With only Justice Neal Hendel dissenting, the High Court majority made two points to clear the cloud hanging over Deri’s head.
First, Justices Salim Joubran and Yoram Danziger responded to the attack that Deri should be fired from his ministerial position because allowing him to keep it would undermine the public’s faith in the rule of law.
They signaled that the Knesset’s approval of his receiving the post, with the approval being specific to him and not just part of a general approval of all of the ministers, assuaged any doubts about his appointment having the support of the public.
Second, they responded to the attack that even if he could be a minister, he could not be allowed to be interior minister because his bribery conviction was connected to his prior incumbency in that same position.
Here, the majority said that though his bribery conviction was connected to his position as interior minister, he had not used any powers unique to being interior minister to commit those crimes.
Because his crimes were not connected to using special interior minister powers, the High Court wrote that there was no legal bar to him keeping the position.
In 2000, Deri was convicted of bribery, fraud, breach of trust and he was sentenced to three years in prison.

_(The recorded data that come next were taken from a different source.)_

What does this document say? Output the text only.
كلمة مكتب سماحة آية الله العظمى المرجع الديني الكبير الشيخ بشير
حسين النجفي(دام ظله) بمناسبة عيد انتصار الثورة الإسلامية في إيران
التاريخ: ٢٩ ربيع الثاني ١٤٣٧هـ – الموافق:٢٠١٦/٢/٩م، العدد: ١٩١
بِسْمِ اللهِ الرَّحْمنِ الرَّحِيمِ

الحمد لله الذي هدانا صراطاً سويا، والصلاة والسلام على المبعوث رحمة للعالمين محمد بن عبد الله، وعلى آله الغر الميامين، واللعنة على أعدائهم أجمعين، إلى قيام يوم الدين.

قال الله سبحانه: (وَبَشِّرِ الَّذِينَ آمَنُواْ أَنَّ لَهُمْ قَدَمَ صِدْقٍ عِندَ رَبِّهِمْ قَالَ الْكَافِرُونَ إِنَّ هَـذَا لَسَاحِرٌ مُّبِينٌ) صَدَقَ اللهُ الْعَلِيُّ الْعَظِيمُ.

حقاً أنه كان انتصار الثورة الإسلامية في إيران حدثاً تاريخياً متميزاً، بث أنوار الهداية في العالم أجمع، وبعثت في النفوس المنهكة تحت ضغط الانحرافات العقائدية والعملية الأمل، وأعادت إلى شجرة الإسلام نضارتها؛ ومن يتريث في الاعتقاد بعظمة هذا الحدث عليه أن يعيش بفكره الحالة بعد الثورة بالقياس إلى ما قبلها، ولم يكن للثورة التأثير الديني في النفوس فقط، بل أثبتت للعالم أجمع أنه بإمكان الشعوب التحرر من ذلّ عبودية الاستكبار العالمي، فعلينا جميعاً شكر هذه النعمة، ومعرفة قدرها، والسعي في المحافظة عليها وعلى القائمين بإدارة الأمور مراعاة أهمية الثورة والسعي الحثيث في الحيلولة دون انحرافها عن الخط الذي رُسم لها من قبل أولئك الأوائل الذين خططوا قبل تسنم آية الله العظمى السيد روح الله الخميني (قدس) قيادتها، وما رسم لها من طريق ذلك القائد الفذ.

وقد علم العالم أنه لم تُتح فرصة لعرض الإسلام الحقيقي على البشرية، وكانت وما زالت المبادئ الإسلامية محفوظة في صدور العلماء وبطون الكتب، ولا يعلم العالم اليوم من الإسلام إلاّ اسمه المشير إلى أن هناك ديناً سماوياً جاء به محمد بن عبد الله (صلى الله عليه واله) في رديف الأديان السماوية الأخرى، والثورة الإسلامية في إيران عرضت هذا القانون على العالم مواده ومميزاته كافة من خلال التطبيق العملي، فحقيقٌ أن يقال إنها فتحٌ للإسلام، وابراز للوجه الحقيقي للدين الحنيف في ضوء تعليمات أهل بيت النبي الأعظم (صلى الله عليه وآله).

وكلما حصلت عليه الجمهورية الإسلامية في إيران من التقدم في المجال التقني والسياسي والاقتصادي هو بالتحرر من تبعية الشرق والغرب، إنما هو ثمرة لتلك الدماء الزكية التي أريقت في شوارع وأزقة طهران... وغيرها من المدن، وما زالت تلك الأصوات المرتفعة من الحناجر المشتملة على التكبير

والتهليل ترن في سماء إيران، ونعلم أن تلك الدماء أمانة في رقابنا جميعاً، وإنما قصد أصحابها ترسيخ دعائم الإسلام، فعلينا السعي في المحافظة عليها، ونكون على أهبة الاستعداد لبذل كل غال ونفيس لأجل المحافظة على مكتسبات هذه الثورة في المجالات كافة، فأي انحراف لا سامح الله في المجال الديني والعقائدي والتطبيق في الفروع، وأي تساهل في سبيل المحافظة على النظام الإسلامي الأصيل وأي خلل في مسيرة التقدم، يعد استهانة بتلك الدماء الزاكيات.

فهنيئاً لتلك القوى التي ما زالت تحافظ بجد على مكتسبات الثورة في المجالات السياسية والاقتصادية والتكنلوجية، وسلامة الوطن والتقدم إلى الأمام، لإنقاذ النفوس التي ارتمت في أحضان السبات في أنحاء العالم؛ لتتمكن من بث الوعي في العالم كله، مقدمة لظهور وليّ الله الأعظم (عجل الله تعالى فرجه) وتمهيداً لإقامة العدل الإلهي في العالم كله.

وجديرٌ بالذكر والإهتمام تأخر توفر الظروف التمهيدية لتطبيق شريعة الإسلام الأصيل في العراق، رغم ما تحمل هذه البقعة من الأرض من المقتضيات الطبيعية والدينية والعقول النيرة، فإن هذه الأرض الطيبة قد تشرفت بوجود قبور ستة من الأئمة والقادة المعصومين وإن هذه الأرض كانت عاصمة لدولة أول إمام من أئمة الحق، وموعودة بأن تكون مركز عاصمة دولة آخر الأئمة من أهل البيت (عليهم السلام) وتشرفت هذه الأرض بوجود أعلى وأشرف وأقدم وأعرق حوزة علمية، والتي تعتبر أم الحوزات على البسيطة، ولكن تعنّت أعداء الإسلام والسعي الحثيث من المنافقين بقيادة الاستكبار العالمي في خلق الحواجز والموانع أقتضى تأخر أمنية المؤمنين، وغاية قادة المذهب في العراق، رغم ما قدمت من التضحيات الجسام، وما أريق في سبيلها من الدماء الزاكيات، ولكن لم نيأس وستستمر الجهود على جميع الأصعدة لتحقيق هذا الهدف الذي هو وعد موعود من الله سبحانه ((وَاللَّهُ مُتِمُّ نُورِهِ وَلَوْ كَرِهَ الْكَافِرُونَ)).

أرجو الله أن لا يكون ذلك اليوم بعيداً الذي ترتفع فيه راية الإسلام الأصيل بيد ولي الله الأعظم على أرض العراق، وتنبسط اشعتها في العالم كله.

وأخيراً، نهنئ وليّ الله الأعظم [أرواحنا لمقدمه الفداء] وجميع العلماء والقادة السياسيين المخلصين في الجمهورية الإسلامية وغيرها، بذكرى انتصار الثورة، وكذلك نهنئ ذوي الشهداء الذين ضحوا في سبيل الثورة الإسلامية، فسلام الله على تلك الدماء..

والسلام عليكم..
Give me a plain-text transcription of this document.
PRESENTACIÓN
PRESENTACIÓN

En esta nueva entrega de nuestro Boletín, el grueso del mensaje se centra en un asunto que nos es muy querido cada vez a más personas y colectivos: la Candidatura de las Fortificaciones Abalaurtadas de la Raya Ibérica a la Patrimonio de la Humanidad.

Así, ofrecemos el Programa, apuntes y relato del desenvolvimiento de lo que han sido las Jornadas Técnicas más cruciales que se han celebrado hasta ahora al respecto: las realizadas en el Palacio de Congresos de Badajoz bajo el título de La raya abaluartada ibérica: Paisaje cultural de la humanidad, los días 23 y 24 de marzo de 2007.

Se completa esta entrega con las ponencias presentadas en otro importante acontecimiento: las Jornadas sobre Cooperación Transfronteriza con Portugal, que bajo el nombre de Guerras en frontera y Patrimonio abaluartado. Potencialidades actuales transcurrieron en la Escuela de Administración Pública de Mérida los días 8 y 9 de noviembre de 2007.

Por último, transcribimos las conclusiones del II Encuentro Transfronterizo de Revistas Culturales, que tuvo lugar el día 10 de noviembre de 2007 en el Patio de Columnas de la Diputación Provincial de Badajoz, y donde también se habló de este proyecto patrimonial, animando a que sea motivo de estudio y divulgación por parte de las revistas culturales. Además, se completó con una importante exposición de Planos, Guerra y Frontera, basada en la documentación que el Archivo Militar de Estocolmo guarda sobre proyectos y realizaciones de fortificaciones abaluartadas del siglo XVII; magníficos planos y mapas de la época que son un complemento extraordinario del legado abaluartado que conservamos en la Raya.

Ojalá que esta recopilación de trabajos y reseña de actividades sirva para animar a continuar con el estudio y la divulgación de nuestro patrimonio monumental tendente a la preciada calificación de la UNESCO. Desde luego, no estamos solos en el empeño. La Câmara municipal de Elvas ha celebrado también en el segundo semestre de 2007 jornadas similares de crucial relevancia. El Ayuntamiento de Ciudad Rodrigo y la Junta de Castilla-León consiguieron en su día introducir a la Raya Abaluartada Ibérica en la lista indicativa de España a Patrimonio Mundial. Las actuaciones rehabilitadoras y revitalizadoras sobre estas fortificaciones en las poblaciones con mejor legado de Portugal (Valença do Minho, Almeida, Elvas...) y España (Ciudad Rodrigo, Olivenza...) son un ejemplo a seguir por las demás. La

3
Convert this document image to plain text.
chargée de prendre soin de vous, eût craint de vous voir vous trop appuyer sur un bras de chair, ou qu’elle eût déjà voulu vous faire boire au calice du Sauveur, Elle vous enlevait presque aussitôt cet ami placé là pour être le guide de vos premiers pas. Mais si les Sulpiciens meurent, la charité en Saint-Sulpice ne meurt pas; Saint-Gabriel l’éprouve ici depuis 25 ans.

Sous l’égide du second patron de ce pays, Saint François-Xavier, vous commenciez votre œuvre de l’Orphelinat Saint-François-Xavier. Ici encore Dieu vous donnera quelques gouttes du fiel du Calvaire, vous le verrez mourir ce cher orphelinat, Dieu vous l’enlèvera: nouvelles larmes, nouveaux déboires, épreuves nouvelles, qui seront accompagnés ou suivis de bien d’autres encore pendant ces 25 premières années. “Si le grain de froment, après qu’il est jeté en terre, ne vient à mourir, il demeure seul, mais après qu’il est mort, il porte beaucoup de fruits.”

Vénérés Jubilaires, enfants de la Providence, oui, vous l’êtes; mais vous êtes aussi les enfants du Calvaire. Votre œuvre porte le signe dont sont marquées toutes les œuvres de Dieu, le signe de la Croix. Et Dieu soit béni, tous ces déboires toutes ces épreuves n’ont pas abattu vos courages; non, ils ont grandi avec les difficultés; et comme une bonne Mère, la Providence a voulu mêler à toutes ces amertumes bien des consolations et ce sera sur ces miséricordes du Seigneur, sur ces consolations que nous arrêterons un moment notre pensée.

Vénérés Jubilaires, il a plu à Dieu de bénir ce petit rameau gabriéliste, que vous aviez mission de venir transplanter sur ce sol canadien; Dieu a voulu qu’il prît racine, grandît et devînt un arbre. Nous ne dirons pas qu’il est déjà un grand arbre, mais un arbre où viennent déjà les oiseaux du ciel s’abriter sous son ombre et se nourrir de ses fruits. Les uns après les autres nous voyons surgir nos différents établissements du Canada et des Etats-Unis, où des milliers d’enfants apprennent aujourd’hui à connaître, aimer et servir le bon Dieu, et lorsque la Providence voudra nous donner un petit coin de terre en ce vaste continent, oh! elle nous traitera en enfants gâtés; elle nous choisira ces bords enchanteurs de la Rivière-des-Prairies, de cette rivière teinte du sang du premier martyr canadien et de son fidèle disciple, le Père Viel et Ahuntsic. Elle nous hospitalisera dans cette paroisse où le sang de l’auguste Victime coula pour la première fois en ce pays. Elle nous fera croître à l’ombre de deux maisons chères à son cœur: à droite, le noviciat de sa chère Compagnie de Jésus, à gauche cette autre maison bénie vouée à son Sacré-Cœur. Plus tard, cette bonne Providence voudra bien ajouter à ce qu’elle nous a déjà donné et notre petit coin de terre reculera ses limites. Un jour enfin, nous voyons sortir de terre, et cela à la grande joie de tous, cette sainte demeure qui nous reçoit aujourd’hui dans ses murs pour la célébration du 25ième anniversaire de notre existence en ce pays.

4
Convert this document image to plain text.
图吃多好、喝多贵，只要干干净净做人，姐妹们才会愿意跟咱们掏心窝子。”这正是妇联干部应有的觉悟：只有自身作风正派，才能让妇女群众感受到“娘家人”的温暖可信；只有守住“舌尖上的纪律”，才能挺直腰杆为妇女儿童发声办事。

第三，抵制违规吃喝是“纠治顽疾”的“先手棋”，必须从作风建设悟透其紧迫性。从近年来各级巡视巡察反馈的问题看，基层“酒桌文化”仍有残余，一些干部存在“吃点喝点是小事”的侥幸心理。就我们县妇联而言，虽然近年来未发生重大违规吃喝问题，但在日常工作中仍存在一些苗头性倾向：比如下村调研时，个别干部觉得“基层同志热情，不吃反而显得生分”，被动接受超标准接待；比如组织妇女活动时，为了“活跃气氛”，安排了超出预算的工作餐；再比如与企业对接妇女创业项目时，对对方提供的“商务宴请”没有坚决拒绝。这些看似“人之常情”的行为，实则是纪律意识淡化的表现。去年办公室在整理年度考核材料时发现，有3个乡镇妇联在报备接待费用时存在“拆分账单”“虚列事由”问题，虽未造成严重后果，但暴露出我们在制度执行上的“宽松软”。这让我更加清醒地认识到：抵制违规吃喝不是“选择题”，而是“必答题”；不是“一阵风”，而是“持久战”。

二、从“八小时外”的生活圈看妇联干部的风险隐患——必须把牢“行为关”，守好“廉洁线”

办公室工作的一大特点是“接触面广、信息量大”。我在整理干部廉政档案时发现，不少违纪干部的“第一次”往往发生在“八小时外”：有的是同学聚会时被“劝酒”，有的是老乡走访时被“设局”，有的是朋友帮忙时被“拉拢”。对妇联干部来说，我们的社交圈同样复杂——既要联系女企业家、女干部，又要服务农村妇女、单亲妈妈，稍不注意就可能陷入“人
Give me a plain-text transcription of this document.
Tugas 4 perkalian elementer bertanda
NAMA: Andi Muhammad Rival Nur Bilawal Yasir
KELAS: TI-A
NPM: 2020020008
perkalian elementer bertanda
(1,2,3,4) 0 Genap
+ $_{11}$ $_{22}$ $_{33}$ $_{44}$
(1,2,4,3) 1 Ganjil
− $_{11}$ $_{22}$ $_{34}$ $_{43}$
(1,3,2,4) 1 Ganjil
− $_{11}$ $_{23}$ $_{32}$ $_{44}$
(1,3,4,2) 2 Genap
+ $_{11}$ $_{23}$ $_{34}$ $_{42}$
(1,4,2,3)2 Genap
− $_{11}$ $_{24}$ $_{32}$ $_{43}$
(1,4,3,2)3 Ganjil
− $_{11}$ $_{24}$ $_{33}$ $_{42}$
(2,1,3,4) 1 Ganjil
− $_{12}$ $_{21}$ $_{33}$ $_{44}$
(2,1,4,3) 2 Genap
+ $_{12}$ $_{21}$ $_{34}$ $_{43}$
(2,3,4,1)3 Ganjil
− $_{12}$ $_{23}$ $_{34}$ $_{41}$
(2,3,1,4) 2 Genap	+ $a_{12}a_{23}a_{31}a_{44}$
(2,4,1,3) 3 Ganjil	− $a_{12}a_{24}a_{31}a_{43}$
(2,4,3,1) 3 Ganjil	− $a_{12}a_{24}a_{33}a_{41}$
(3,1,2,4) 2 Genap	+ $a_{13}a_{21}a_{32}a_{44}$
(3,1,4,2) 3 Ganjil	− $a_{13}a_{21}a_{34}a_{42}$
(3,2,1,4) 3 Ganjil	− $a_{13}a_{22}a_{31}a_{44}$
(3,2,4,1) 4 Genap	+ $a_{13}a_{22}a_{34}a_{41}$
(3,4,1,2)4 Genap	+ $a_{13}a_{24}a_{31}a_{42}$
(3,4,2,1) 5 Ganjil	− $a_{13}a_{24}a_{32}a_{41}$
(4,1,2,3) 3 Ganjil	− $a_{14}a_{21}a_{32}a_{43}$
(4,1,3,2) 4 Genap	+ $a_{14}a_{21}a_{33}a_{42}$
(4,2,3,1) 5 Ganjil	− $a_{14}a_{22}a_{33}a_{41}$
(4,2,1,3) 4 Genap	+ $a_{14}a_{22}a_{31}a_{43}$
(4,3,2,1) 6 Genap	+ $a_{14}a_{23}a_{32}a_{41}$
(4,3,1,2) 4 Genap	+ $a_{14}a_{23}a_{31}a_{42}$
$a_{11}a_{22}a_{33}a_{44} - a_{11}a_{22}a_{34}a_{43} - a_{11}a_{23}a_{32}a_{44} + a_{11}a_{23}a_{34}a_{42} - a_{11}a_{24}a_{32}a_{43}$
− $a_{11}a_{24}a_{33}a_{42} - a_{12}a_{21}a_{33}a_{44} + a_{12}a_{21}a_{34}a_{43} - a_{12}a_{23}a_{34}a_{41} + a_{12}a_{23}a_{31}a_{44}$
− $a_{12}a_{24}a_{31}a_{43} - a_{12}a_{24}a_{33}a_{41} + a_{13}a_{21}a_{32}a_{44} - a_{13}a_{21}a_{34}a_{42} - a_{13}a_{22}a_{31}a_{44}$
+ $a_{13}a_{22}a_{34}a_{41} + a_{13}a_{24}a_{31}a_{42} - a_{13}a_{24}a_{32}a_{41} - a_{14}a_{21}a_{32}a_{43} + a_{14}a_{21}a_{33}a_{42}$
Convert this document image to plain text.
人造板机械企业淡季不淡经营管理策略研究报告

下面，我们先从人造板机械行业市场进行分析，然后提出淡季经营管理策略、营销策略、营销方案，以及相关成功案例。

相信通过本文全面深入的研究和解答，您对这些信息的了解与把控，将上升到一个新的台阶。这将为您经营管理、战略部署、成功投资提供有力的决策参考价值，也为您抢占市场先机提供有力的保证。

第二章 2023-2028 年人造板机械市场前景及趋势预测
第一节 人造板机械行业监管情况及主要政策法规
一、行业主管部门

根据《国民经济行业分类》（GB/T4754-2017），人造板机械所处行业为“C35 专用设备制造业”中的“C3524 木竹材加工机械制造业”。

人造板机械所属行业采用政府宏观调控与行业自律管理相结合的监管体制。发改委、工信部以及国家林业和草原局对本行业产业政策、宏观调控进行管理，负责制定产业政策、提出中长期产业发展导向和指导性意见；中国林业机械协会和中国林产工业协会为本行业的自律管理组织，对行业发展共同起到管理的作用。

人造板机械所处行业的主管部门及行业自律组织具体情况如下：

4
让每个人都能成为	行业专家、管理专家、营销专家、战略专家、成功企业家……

He was released in 2002 after serving 22 months.
He also waited longer than his seven-year ban from politics and was not reinstated as Shas party leader until 2012.
Despite Deri’s history, Prime Minister Benjamin Netanyahu appointed him to return to the post in recent months.
Deri also dodged another bullet in the case, but it may still come to haunt him.
He is currently under criminal investigation for new alleged offenses reportedly connected to a large amount of real estate that he and his family members own, allegedly through illegal means.
The NGO had tried to raise this issue before the High Court as a trump card to tie his past conviction together to the current criminal investigation and to present him as not having learned his lesson.
Instead, the High Court swatted away the new investigation, saying that it would deal with that as a separate issue when and if it became more serious, such as in the case of an indictment or conviction.
Hendel wrote a dissenting opinion in which he said that Deri’s prior crimes were deeply tied to his role as interior minister. Also, he said those crimes were so grave and struck so destructively at the heart of democracy that he should now be fired as interior minister.
Echoing the petitioners, he said that even if the prime minister and the Knesset have tremendous discretion about whom to appoint to ministerial roles, Deri’s appointment as interior minister went too far.